On 10 June 2026, Lifecare announced successful completion of its first six-month implant evaluation, including no observations of clinically significant adverse events, foreign body reactions or other observable clinical effects during the implantation period. The independent histological analysis now confirms those clinical observations.

The findings are consistent with earlier stages of the LFC-SEN-002 study, where histological analyses following 12-week implantations similarly demonstrated favorable tissue response without evidence of adverse biological effects. The latest results therefore extend Lifecare's documented in-vivo biocompatibility experience from 12 weeks to six months.

The pathology assessment confirms a favorable tissue response following six months of continuous implantation and further supports Lifecare's growing body of evidence regarding long-term implant biocompatibility.

“These results further strengthen our confidence in the long-term biocompatibility of the Lifecare implant platform,” said Joacim Holter, Chief Executive Officer of Lifecare ASA.

“We have now extended favorable biopsy and pathology findings from 12 weeks to six months while continuing to observe only limited and expected local tissue response. Combined with the previously reported operational performance of the implant, these findings represent another important step in de-risking our technology platform and another important step in de-risking our technology platform and strengthening the foundation for future clinical and commercial execution.”

The results further support Lifecare's development program for both veterinary and human applications and strengthen the biological validation of the company's long-term implant platform.

The histological examination of tissue samples collected at explantation demonstrated normal connective tissue, adipose tissue and vascular structures surrounding the implantation site. The assessment identified only limited localized inflammatory response and mild fibrosis, with no findings indicative of clinically significant foreign body reaction, implant rejection, extensive inflammatory response or other adverse biological tissue effects.
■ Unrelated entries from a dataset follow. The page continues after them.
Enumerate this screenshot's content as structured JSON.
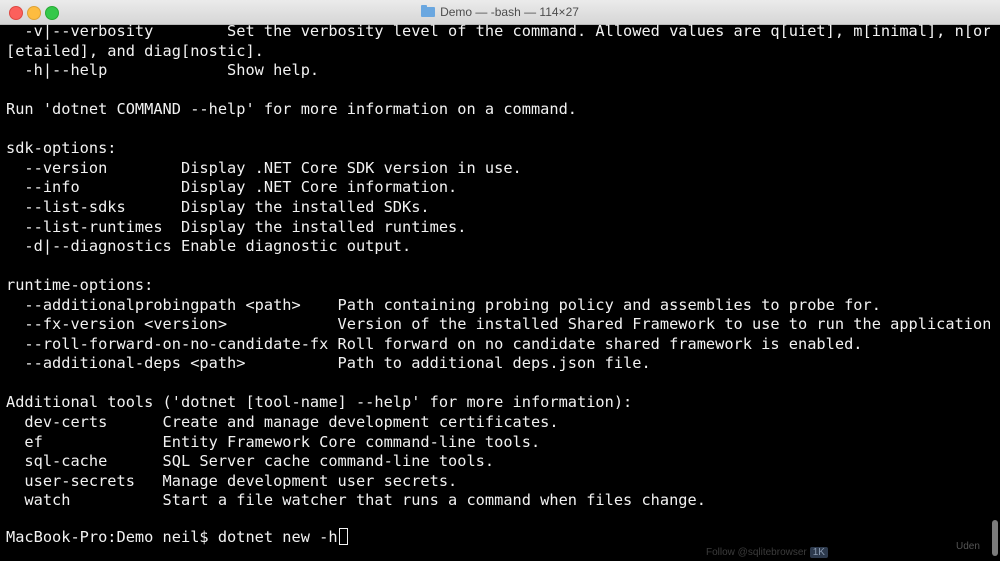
{
  "window": {
    "title": "Demo — -bash — 114×27",
    "controls": {
      "close": "close-light",
      "minimize": "minimize-light",
      "maximize": "zoom-light"
    }
  },
  "terminal": {
    "lines": [
      "  -v|--verbosity        Set the verbosity level of the command. Allowed values are q[uiet], m[inimal], n[ormal], d",
      "[etailed], and diag[nostic].",
      "  -h|--help             Show help.",
      "",
      "Run 'dotnet COMMAND --help' for more information on a command.",
      "",
      "sdk-options:",
      "  --version        Display .NET Core SDK version in use.",
      "  --info           Display .NET Core information.",
      "  --list-sdks      Display the installed SDKs.",
      "  --list-runtimes  Display the installed runtimes.",
      "  -d|--diagnostics Enable diagnostic output.",
      "",
      "runtime-options:",
      "  --additionalprobingpath <path>    Path containing probing policy and assemblies to probe for.",
      "  --fx-version <version>            Version of the installed Shared Framework to use to run the application.",
      "  --roll-forward-on-no-candidate-fx Roll forward on no candidate shared framework is enabled.",
      "  --additional-deps <path>          Path to additional deps.json file.",
      "",
      "Additional tools ('dotnet [tool-name] --help' for more information):",
      "  dev-certs      Create and manage development certificates.",
      "  ef             Entity Framework Core command-line tools.",
      "  sql-cache      SQL Server cache command-line tools.",
      "  user-secrets   Manage development user secrets.",
      "  watch          Start a file watcher that runs a command when files change.",
      ""
    ],
    "prompt": "MacBook-Pro:Demo neil$ ",
    "command": "dotnet new -h"
  },
  "overlay": {
    "follow_text": "Follow @sqlitebrowser",
    "follow_count": "1K",
    "watermark": "Uden"
  },
  "colors": {
    "background": "#000000",
    "text": "#f2f2f2"
  }
}
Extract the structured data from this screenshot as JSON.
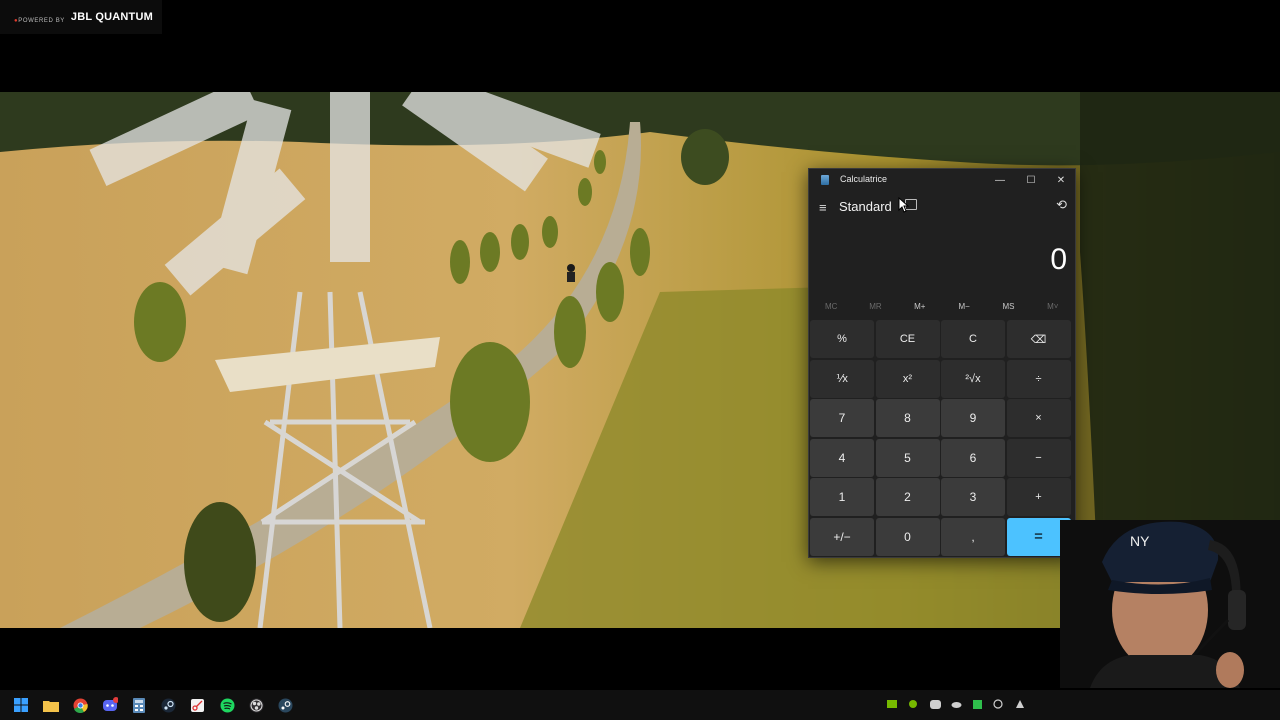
{
  "branding": {
    "powered_by": "POWERED BY",
    "brand": "JBL QUANTUM"
  },
  "calculator": {
    "window_title": "Calculatrice",
    "mode": "Standard",
    "display": "0",
    "memory": {
      "mc": "MC",
      "mr": "MR",
      "m_plus": "M+",
      "m_minus": "M−",
      "ms": "MS",
      "m_list": "M˅"
    },
    "keys": [
      [
        "%",
        "CE",
        "C",
        "⌫"
      ],
      [
        "⅟x",
        "x²",
        "²√x",
        "÷"
      ],
      [
        "7",
        "8",
        "9",
        "×"
      ],
      [
        "4",
        "5",
        "6",
        "−"
      ],
      [
        "1",
        "2",
        "3",
        "+"
      ],
      [
        "+/−",
        "0",
        ",",
        "="
      ]
    ],
    "accent_color": "#4cc2ff"
  },
  "taskbar": {
    "apps": [
      "start-icon",
      "file-explorer-icon",
      "chrome-icon",
      "discord-icon",
      "calculator-icon",
      "steam-icon",
      "snipping-icon",
      "spotify-icon",
      "obs-icon",
      "steam-alt-icon"
    ],
    "discord_badge": "9"
  }
}
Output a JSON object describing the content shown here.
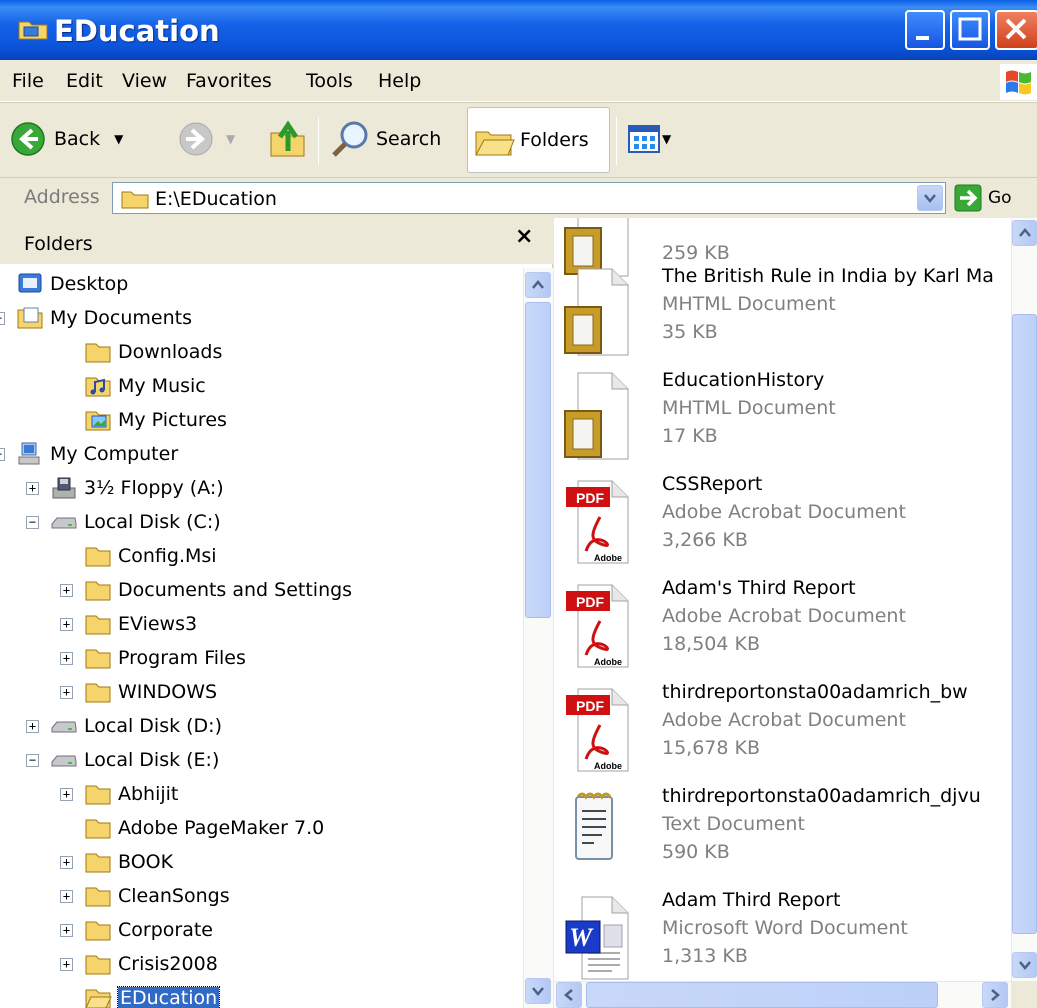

The pathology findings follow Lifecare's announcement on 10 June 2026 that the company's first six-month implant remained operational throughout the implantation period, continued to communicate with external equipment following explantation, and showed no visible mechanical damage upon microscopic inspection. The company also reported no clinically significant adverse events, foreign body reactions or other observable clinical effects during the six-month implantation period.

The explanted implant will undergo laboratory evaluation, including assessment of sensor performance, chemistry status, membrane condition and long-term implant durability following six months in vivo.

Two additional implants manufactured from the same reproducible production batch remain active in the ongoing study and continue to progress toward similar implantation durations, providing further opportunity to evaluate repeatability and long-term performance.

The results generated through LFC-SEN-002 continue to provide important input supporting Lifecare's product development, manufacturing scale-up activities, regulatory pathway and future commercialization plans.

About LFC-SEN-002
LFC-SEN-002 is an ongoing longevity and performance study evaluating Lifecare's implantable CGM technology in dogs. The study focuses on biocompatibility, system stability and in-vivo signal behaviour and supports both veterinary product development and future human clinical programs. The study is conducted under veterinary supervision in cooperation with the Faculty of Veterinary Medicine, Department of Companion Animal Clinical Sciences at the Norwegian University of Life Sciences (NMBU).